***

***

LF

Я почти не помню Москву. Я уехала больше двадцати лет назад и ни разу не возвращалась. Жизнь поделилась на До и Сейчас. То, что было "до", затерлось, потерялось, растворилось в зеркале времени. Наверное, если я встречу людей, я уже не вспомню их, память не сохранила ясных образов даже родителей. Мне не снятся сны о прошлом, иногда я вижу Венецию или Рим, но Москву никогда. Остались только фрагменты, обрывки календаря. Красные шторы соседей в высотке на Котельнической, которые были видны с моста каждый вечер. Это была квартира художников и мне казалось, что за этими алеющими окнами жизнь теплее. Ледяной обсидиан Москвы-реки, вода, густая как масло, от холода. Кружевная тень распускающихся ясеней. Аромат тополиных почек по дороге в школу. Белые хлопья пурги на бульварах и огни театров. Запах автобусного выхлопа, щиплющий нос на морозе. Тошнотворная вонь жареного картофеля и лука на лестничных клетках. Креозотный дух подземки.
Первое, что я помню о матери - её пронзительный ор, оглушивший всё мое детство и прекративший звучать в моей голове только после ее смерти. Она дралась с отцом и визжала, он разорвал какие-то ее вещи, они горой валялись на полу. Этот крик включил моё детство - я ничего не помню до этого.
Первое, что я помню об отце - его член у меня во рту. Мне пять лет, я просыпаюсь от того, что задыхаюсь из-за чего-то глубоко в моем горле. Сквозь приоткрытые глаза я вижу отца, а рядом ржущую рожу матери, говорящую ему "осторожнее, не то разбудишь". Он часто укладывал меня с собой на диван "посмотреть фильм". Фильмы были интересные - голые дядя и тетя целовали друг друга. Я внимательно вглядывалась в фильмы чтобы заглушить ощущение тошноты, когда щетина отца скреблась по моей шее, его мокрый как у собаки язык в моем ухе, и голос матери: "хватит уже смотреть с ней эти фильмы, она взрослеет и может запомнить, еще расскажет кому-нибудь!".
На смену пришли наказания. За всё. Потому что я не ем, потому что я ем, потому что я молчу, потому что я говорю, потому что играю, потому что не играю - за всё. Мать меня не трогала. Она смотрела, как меня избивает отец. Смотрела, улыбалась, и никогда не останавливала его.

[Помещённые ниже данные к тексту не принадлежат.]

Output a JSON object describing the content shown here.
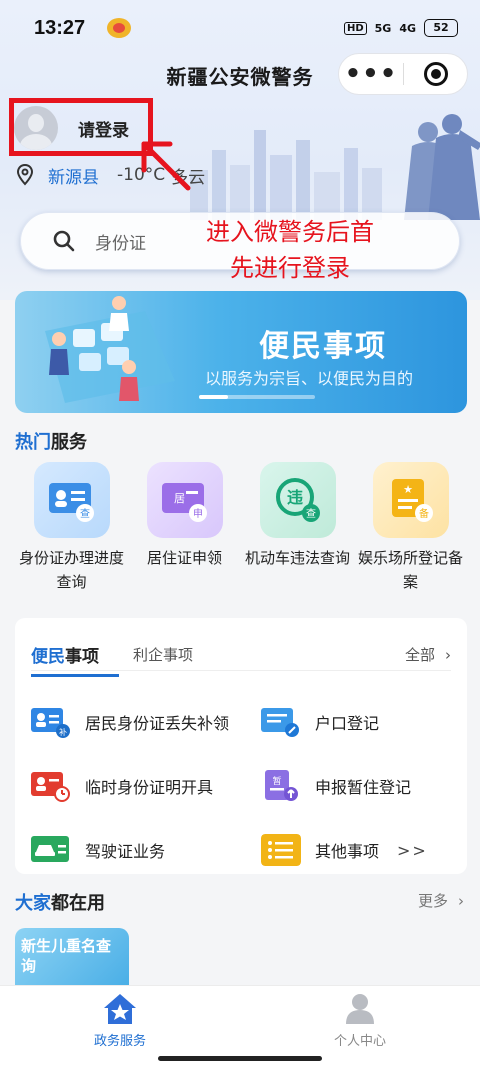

Он бил жестоко, начинал руками, потом распалялся и хватал всё, что подвернется, а когда мое горло уже не могло больше издавать крика, бросал на пол и добивал ногами. 

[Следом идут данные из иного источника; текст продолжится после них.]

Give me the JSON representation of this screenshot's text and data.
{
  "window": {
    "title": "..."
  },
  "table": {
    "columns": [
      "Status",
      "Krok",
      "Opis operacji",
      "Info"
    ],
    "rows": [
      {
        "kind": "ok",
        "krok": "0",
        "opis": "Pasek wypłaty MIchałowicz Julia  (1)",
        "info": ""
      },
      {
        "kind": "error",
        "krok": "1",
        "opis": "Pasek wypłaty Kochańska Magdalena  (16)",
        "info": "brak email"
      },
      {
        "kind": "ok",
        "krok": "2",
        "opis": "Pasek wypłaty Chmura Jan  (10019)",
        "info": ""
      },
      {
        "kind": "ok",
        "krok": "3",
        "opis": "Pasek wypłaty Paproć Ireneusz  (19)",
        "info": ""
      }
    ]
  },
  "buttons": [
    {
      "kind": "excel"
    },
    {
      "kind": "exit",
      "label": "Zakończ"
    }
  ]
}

Я быстро выучила, что для моей безопасности лучше вообще ничего не говорить матери - она находила любой повод пожаловаться отцу, чтобы меня наказали. Когда я стала старше, я поняла, что, подставляя меня, она берегла от побоев саму себя - после того случая в детстве, отец не поднимал больше на нее руку, но она делала всё, чтобы бесить его, сознательно, скрупулезно доводить его. Тогда, в лучшем случае, он разбивал что-то в доме, в худшем - я не могла сидеть, лежать, ходить как минимум неделю.

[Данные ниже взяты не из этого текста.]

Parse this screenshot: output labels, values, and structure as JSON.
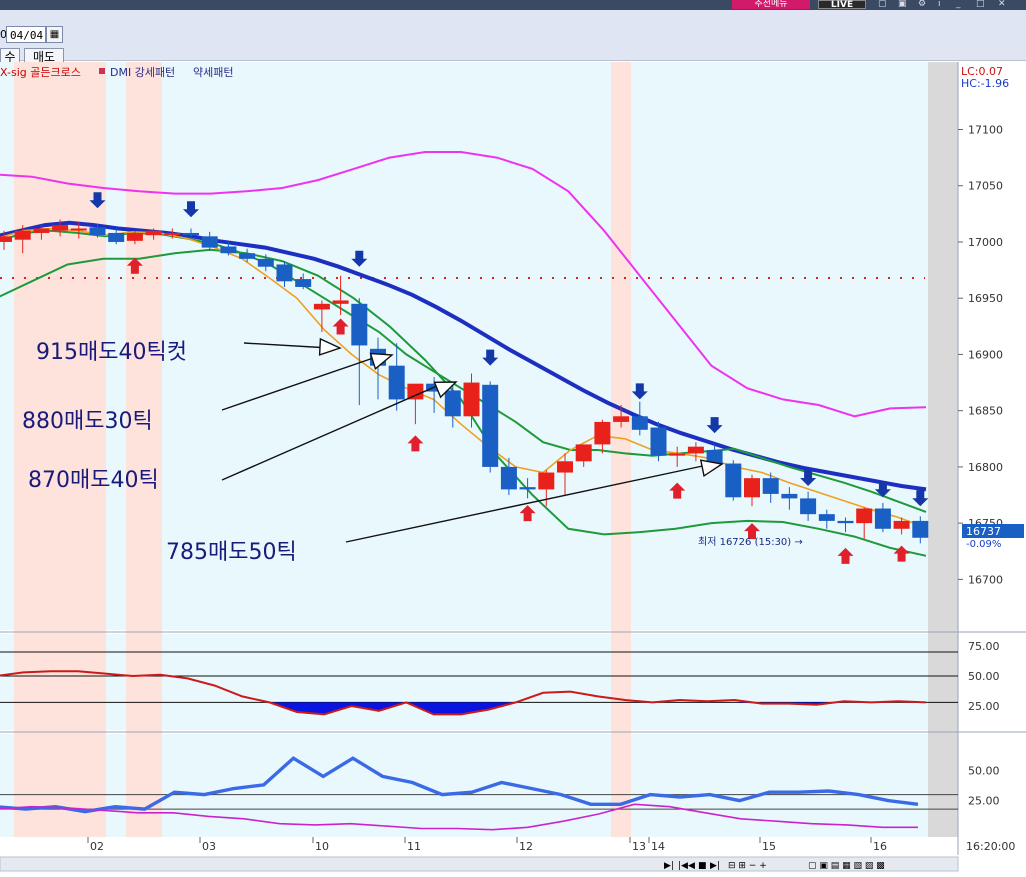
{
  "window": {
    "recommend_label": "추천메뉴",
    "live_label": "LIVE",
    "date_prefix": "0",
    "date_value": "04/04",
    "buy_tab": "수",
    "sell_tab": "매도"
  },
  "legend": {
    "items": [
      "X-sig 골든크로스",
      "DMI 강세패턴",
      "약세패턴"
    ],
    "colors": [
      "#cc0000",
      "#2a2a88",
      "#2a2a88"
    ]
  },
  "price_panel": {
    "lc_label": "LC:0.07",
    "hc_label": "HC:-1.96",
    "current_price": "16737",
    "change_pct": "-0.09%",
    "low_annotation": "최저 16726 (15:30) →"
  },
  "annotations": [
    {
      "text": "915매도40틱컷"
    },
    {
      "text": "880매도30틱"
    },
    {
      "text": "870매도40틱"
    },
    {
      "text": "785매도50틱"
    }
  ],
  "time_axis": {
    "labels": [
      "02",
      "03",
      "10",
      "11",
      "12",
      "13",
      "14",
      "15",
      "16"
    ],
    "current_time": "16:20:00"
  },
  "colors": {
    "panel_bg": "#e9f8fd",
    "session_shade": "#fde3dc",
    "up": "#e8221a",
    "down": "#1a5fc4",
    "ma_long": "#1c2fc0",
    "ma_mid": "#1f9a3a",
    "ma_short": "#f0a020",
    "band": "#ee33ee",
    "sig_down": "#1538a8",
    "sig_up": "#e0202a",
    "osc1_line": "#cc1a1a",
    "osc1_fill": "#0a14e0",
    "osc2_blue": "#3a6ae6",
    "osc2_magenta": "#cc22cc"
  },
  "chart_data": [
    {
      "type": "candlestick",
      "y_ticks": [
        17100,
        17050,
        17000,
        16950,
        16900,
        16850,
        16800,
        16750,
        16700
      ],
      "ylim": [
        16655,
        17160
      ],
      "candles": [
        {
          "o": 17000,
          "h": 17010,
          "l": 16993,
          "c": 17005
        },
        {
          "o": 17002,
          "h": 17015,
          "l": 16990,
          "c": 17010
        },
        {
          "o": 17008,
          "h": 17015,
          "l": 17002,
          "c": 17012
        },
        {
          "o": 17010,
          "h": 17020,
          "l": 17005,
          "c": 17015
        },
        {
          "o": 17012,
          "h": 17018,
          "l": 17003,
          "c": 17012
        },
        {
          "o": 17013,
          "h": 17016,
          "l": 17004,
          "c": 17006
        },
        {
          "o": 17008,
          "h": 17012,
          "l": 16998,
          "c": 17000
        },
        {
          "o": 17001,
          "h": 17010,
          "l": 16998,
          "c": 17008
        },
        {
          "o": 17006,
          "h": 17012,
          "l": 17002,
          "c": 17010
        },
        {
          "o": 17008,
          "h": 17012,
          "l": 17003,
          "c": 17008
        },
        {
          "o": 17008,
          "h": 17012,
          "l": 17003,
          "c": 17006
        },
        {
          "o": 17005,
          "h": 17009,
          "l": 16992,
          "c": 16995
        },
        {
          "o": 16996,
          "h": 17000,
          "l": 16988,
          "c": 16990
        },
        {
          "o": 16990,
          "h": 16994,
          "l": 16982,
          "c": 16985
        },
        {
          "o": 16985,
          "h": 16989,
          "l": 16974,
          "c": 16978
        },
        {
          "o": 16980,
          "h": 16983,
          "l": 16960,
          "c": 16965
        },
        {
          "o": 16967,
          "h": 16972,
          "l": 16958,
          "c": 16960
        },
        {
          "o": 16940,
          "h": 16948,
          "l": 16920,
          "c": 16945
        },
        {
          "o": 16945,
          "h": 16970,
          "l": 16935,
          "c": 16948
        },
        {
          "o": 16945,
          "h": 16950,
          "l": 16855,
          "c": 16908
        },
        {
          "o": 16905,
          "h": 16915,
          "l": 16860,
          "c": 16890
        },
        {
          "o": 16890,
          "h": 16910,
          "l": 16850,
          "c": 16860
        },
        {
          "o": 16860,
          "h": 16872,
          "l": 16838,
          "c": 16874
        },
        {
          "o": 16874,
          "h": 16880,
          "l": 16848,
          "c": 16867
        },
        {
          "o": 16868,
          "h": 16873,
          "l": 16835,
          "c": 16845
        },
        {
          "o": 16845,
          "h": 16883,
          "l": 16835,
          "c": 16875
        },
        {
          "o": 16873,
          "h": 16876,
          "l": 16795,
          "c": 16800
        },
        {
          "o": 16800,
          "h": 16808,
          "l": 16775,
          "c": 16780
        },
        {
          "o": 16782,
          "h": 16790,
          "l": 16772,
          "c": 16780
        },
        {
          "o": 16780,
          "h": 16797,
          "l": 16765,
          "c": 16795
        },
        {
          "o": 16795,
          "h": 16812,
          "l": 16775,
          "c": 16805
        },
        {
          "o": 16805,
          "h": 16818,
          "l": 16800,
          "c": 16820
        },
        {
          "o": 16820,
          "h": 16842,
          "l": 16812,
          "c": 16840
        },
        {
          "o": 16840,
          "h": 16855,
          "l": 16835,
          "c": 16845
        },
        {
          "o": 16845,
          "h": 16858,
          "l": 16828,
          "c": 16833
        },
        {
          "o": 16835,
          "h": 16840,
          "l": 16805,
          "c": 16810
        },
        {
          "o": 16810,
          "h": 16818,
          "l": 16800,
          "c": 16812
        },
        {
          "o": 16812,
          "h": 16822,
          "l": 16805,
          "c": 16818
        },
        {
          "o": 16815,
          "h": 16820,
          "l": 16798,
          "c": 16803
        },
        {
          "o": 16803,
          "h": 16806,
          "l": 16770,
          "c": 16773
        },
        {
          "o": 16773,
          "h": 16793,
          "l": 16765,
          "c": 16790
        },
        {
          "o": 16790,
          "h": 16795,
          "l": 16768,
          "c": 16776
        },
        {
          "o": 16776,
          "h": 16782,
          "l": 16762,
          "c": 16772
        },
        {
          "o": 16772,
          "h": 16778,
          "l": 16752,
          "c": 16758
        },
        {
          "o": 16758,
          "h": 16762,
          "l": 16745,
          "c": 16752
        },
        {
          "o": 16752,
          "h": 16755,
          "l": 16742,
          "c": 16750
        },
        {
          "o": 16750,
          "h": 16764,
          "l": 16736,
          "c": 16763
        },
        {
          "o": 16763,
          "h": 16768,
          "l": 16742,
          "c": 16745
        },
        {
          "o": 16745,
          "h": 16755,
          "l": 16740,
          "c": 16752
        },
        {
          "o": 16752,
          "h": 16756,
          "l": 16732,
          "c": 16737
        }
      ],
      "ma_long": [
        17005,
        17010,
        17015,
        17017,
        17015,
        17012,
        17010,
        17008,
        17005,
        17001,
        16998,
        16995,
        16990,
        16985,
        16978,
        16970,
        16962,
        16953,
        16942,
        16930,
        16917,
        16904,
        16892,
        16880,
        16868,
        16857,
        16847,
        16838,
        16830,
        16823,
        16816,
        16810,
        16804,
        16799,
        16795,
        16791,
        16787,
        16783,
        16780
      ],
      "ma_mid": [
        17000,
        17008,
        17010,
        17008,
        17005,
        17008,
        17007,
        17003,
        16998,
        16990,
        16980,
        16965,
        16950,
        16935,
        16920,
        16900,
        16885,
        16870,
        16855,
        16840,
        16822,
        16815,
        16815,
        16812,
        16810,
        16812,
        16814,
        16816,
        16808,
        16800,
        16793,
        16786,
        16778,
        16769,
        16760
      ],
      "ma_short": [
        17003,
        17010,
        17012,
        17010,
        17006,
        17009,
        17008,
        17003,
        16995,
        16985,
        16968,
        16950,
        16922,
        16900,
        16882,
        16870,
        16860,
        16838,
        16818,
        16800,
        16795,
        16815,
        16828,
        16825,
        16815,
        16812,
        16808,
        16800,
        16795,
        16786,
        16778,
        16770,
        16762,
        16755,
        16746
      ],
      "bb_upper": [
        17060,
        17058,
        17052,
        17048,
        17045,
        17043,
        17043,
        17045,
        17048,
        17055,
        17065,
        17075,
        17080,
        17080,
        17075,
        17065,
        17045,
        17010,
        16970,
        16930,
        16890,
        16870,
        16860,
        16855,
        16845,
        16852,
        16853
      ],
      "bb_lower": [
        16950,
        16965,
        16980,
        16985,
        16985,
        16990,
        16993,
        16990,
        16983,
        16970,
        16950,
        16925,
        16895,
        16860,
        16810,
        16775,
        16745,
        16740,
        16742,
        16745,
        16750,
        16752,
        16751,
        16745,
        16738,
        16728,
        16721
      ],
      "ref_level": 16968,
      "low_marker": 16726,
      "current_price": 16737
    },
    {
      "type": "area",
      "y_ticks": [
        75.0,
        50.0,
        25.0
      ],
      "ylim": [
        5,
        85
      ],
      "levels": [
        70,
        50,
        28
      ],
      "series": [
        {
          "values": [
            50,
            53,
            54,
            54,
            52,
            50,
            51,
            48,
            42,
            33,
            28,
            20,
            18,
            25,
            21,
            28,
            18,
            18,
            22,
            28,
            36,
            37,
            33,
            30,
            28,
            30,
            29,
            30,
            27,
            27,
            26,
            29,
            28,
            29,
            28
          ]
        }
      ]
    },
    {
      "type": "line",
      "y_ticks": [
        50.0,
        25.0
      ],
      "ylim": [
        -5,
        80
      ],
      "levels": [
        30,
        18
      ],
      "series": [
        {
          "values": [
            20,
            18,
            20,
            16,
            20,
            18,
            32,
            30,
            35,
            38,
            60,
            45,
            60,
            45,
            40,
            30,
            32,
            40,
            35,
            30,
            22,
            22,
            30,
            28,
            30,
            25,
            32,
            32,
            33,
            30,
            25,
            22
          ]
        },
        {
          "values": [
            18,
            20,
            19,
            17,
            15,
            15,
            12,
            10,
            6,
            5,
            6,
            4,
            2,
            2,
            1,
            3,
            8,
            14,
            22,
            20,
            15,
            10,
            8,
            6,
            5,
            3,
            3
          ]
        }
      ]
    }
  ]
}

После того, как меня избили первый раз, я начала сочинять рассказы. Я валялась на полу, задыхаясь от слез и боли, не в состоянии пошевелиться, передо мной лежала какая-то открытка и, вдруг, нарисованное на ней выместило всю реальность, фантазии в голове уводили меня за руку подальше от того, где я была в тот момент.
Я оставила всё прошлое, вместе с воспоминаниями, за железным забором аэропорта Шереметьево с надписью "граница". Многие спрашивают, почему я не возвращаюсь, но ответ прост - мне там нечего делать. Это был затянувшийся на восемнадцать лет сон и как любой сон он исчезает из памяти быстро, когда начинаешь жить реальной жизнью.